After that, I used all my remaining energy to dash out the door. I glanced back to find Camila blinking the confused look off her face and striding after me, but by then, I was already halfway down the driveway.

  My shaky hands didn't make it easy to unlock my car and start it, but the sight of Camila's concerned face as she ran out her front door was enough to startle my hands into the right position. The engine started with a gurgle, and I sped down the street, only to stop about two blocks away.

  There's no way I can drive home like this, so I parked the car, threw off my seatbelt, and let the panic have its way with me as I cried into the steering wheel.





Camila's POV

  I ran after her.

  I had to. She seemed so upset, I couldn't just let her leave. Not like that.

  And yet, I did. She's gone. She's gone who knows where, filled to the brim with fear, and I'm standing here like an idiot.

  My fists balled tightly. "Damn it!" I screamed and ripped my phone from my pocket. "Roy! I need you to --"

  "She's down the street, Ma'am," his calm voice came through the speaker.

  I paused at his words. "What?"

  The world doesn't usually outpace me like this, but it's been a really long week, and nothing is making sense anymore.

  "Samira. She's on the corner of Brook's Street and Brill, crying in her car."

  I felt a mixture of guilt over what I'd done and rage at my asshole of a goon for his tone.

Utilizing Box Breathing to avoid wasting valuable time yelling at him, I moved to hang up the phone and make my way to Brook's Street and Brill.

  "Can I give you some advice, Ma'am?" Roy added right in time to make my finger pause over the hang up button.

  I only stayed on the line to tell him to fuck off, but he managed to slip in his advice before I could.

  "Don't go after her."

  My feet scraped to a stop on my walk to Samira's car. I narrowed my eyes in skepticism. "Why?" I questioned before continuing on my mission to comfort Sam. Roy fucked up a million times with his wife before he managed to put a ring on it, so he's shit at relationships, but well versed in damage control.

  I don't know if it would be totally enlightened or ridiculously stupid to listen to him.

  Either way, he's talking. "She literally ran away and parked across the street from all the streetlights. She obviously wants to be alone, or, at the very least, away from you."

  Ouch.

  "I'm keeping an eye on her, and she doesn't seem to have any interest in driving like this, so she's safe. You should just go home."

  "Roy, what the hell do you think it would say if i didn't go after her?" I yelled into the phone as I debated running or driving to her.

  "I think it would say you heard her when she said she needed space, ma'am"

  That made me pause, eyes narrowed. "How did you know she asked for space?"

  "Well, I don't know, Ma'am. It might have been something about the way she literally ran away and drove off."

  Oh, that does it. "Fuck off Roy. Next time I see your face I'm rearranging it with my fists!" The "call ended" screen flashed after I slammed my finger onto the button.

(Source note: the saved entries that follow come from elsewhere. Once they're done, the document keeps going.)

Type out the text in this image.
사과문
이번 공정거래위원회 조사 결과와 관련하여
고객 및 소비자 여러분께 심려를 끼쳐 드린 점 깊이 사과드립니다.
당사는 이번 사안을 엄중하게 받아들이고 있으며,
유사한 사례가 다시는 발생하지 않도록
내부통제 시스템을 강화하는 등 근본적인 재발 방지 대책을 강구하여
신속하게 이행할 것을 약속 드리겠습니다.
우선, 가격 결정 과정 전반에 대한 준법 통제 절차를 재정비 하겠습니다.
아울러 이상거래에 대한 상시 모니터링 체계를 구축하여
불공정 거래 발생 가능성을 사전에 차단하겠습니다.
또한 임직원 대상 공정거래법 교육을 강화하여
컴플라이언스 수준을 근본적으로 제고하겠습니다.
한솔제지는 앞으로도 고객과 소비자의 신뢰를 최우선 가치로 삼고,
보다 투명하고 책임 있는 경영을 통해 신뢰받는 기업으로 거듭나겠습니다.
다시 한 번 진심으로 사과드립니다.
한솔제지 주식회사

  Deciding to drive, I slid into my jeep, brainstorming more ways to apologize for upsetting her like this. When my phone buzzed, I had hope it was her, so I previewed the message that read, "If you go after her, you'll be doing it for yourself, not Sam," from Roy.

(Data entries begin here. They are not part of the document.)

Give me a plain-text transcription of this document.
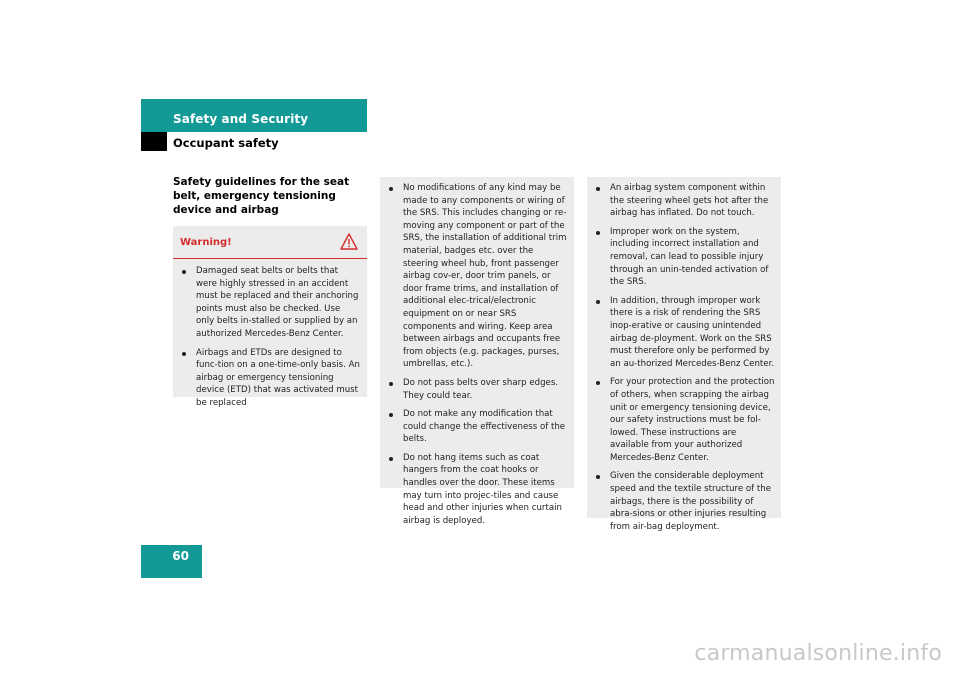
Safety and Security
Occupant safety
Safety guidelines for the seat belt, emergency tensioning device and airbag
Warning!
Damaged seat belts or belts that were highly stressed in an accident must be replaced and their anchoring points must also be checked. Use only belts in-stalled or supplied by an authorized Mercedes-Benz Center.
Airbags and ETDs are designed to func-tion on a one-time-only basis. An airbag or emergency tensioning device (ETD) that was activated must be replaced
No modifications of any kind may be made to any components or wiring of the SRS. This includes changing or re-moving any component or part of the SRS, the installation of additional trim material, badges etc. over the steering wheel hub, front passenger airbag cov-er, door trim panels, or door frame trims, and installation of additional elec-trical/electronic equipment on or near SRS components and wiring. Keep area between airbags and occupants free from objects (e.g. packages, purses, umbrellas, etc.).
Do not pass belts over sharp edges. They could tear.
Do not make any modification that could change the effectiveness of the belts.
Do not hang items such as coat hangers from the coat hooks or handles over the door. These items may turn into projec-tiles and cause head and other injuries when curtain airbag is deployed.
An airbag system component within the steering wheel gets hot after the airbag has inflated. Do not touch.
Improper work on the system, including incorrect installation and removal, can lead to possible injury through an unin-tended activation of the SRS.
In addition, through improper work there is a risk of rendering the SRS inop-erative or causing unintended airbag de-ployment. Work on the SRS must therefore only be performed by an au-thorized Mercedes-Benz Center.
For your protection and the protection of others, when scrapping the airbag unit or emergency tensioning device, our safety instructions must be fol-lowed. These instructions are available from your authorized Mercedes-Benz Center.
Given the considerable deployment speed and the textile structure of the airbags, there is the possibility of abra-sions or other injuries resulting from air-bag deployment.
60
carmanualsonline.info
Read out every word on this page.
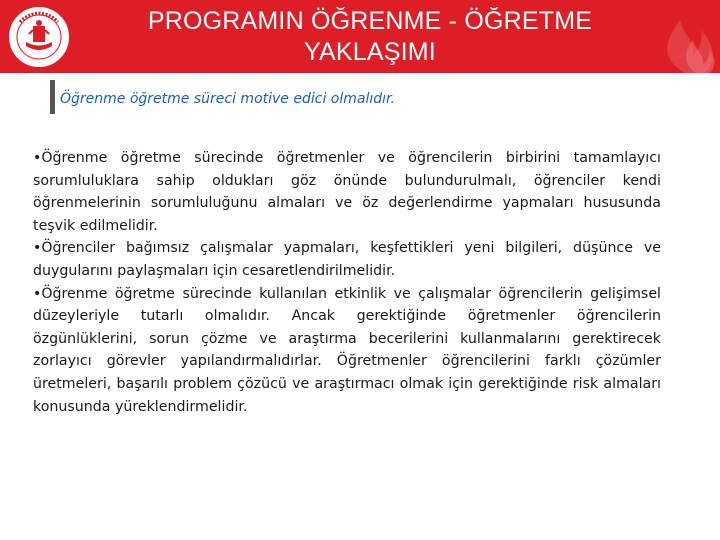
PROGRAMIN ÖĞRENME - ÖĞRETME YAKLAŞIMI
Öğrenme öğretme süreci motive edici olmalıdır.

•Öğrenme öğretme sürecinde öğretmenler ve öğrencilerin birbirini tamamlayıcı sorumluluklara sahip oldukları göz önünde bulundurulmalı, öğrenciler kendi öğrenmelerinin sorumluluğunu almaları ve öz değerlendirme yapmaları hususunda teşvik edilmelidir.

•Öğrenciler bağımsız çalışmalar yapmaları, keşfettikleri yeni bilgileri, düşünce ve duygularını paylaşmaları için cesaretlendirilmelidir.

•Öğrenme öğretme sürecinde kullanılan etkinlik ve çalışmalar öğrencilerin gelişimsel düzeyleriyle tutarlı olmalıdır. Ancak gerektiğinde öğretmenler öğrencilerin özgünlüklerini, sorun çözme ve araştırma becerilerini kullanmalarını gerektirecek zorlayıcı görevler yapılandırmalıdırlar. Öğretmenler öğrencilerini farklı çözümler üretmeleri, başarılı problem çözücü ve araştırmacı olmak için gerektiğinde risk almaları konusunda yüreklendirmelidir.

  "Fuck!" I hollered, throwing my phone onto the dash.

  Of course, I racked my brain for reasons that she does, in fact, need my help. I tried to think of why going after Sam would be for her, and not just be about me soothing my own guilt.

  I came up empty.

  "God fucking damn it!" Slamming my door shut, opening it to retrieve my forgotten phone, then slamming it shut again, I trudged back to my house, resisting the urge to seek out my Angel.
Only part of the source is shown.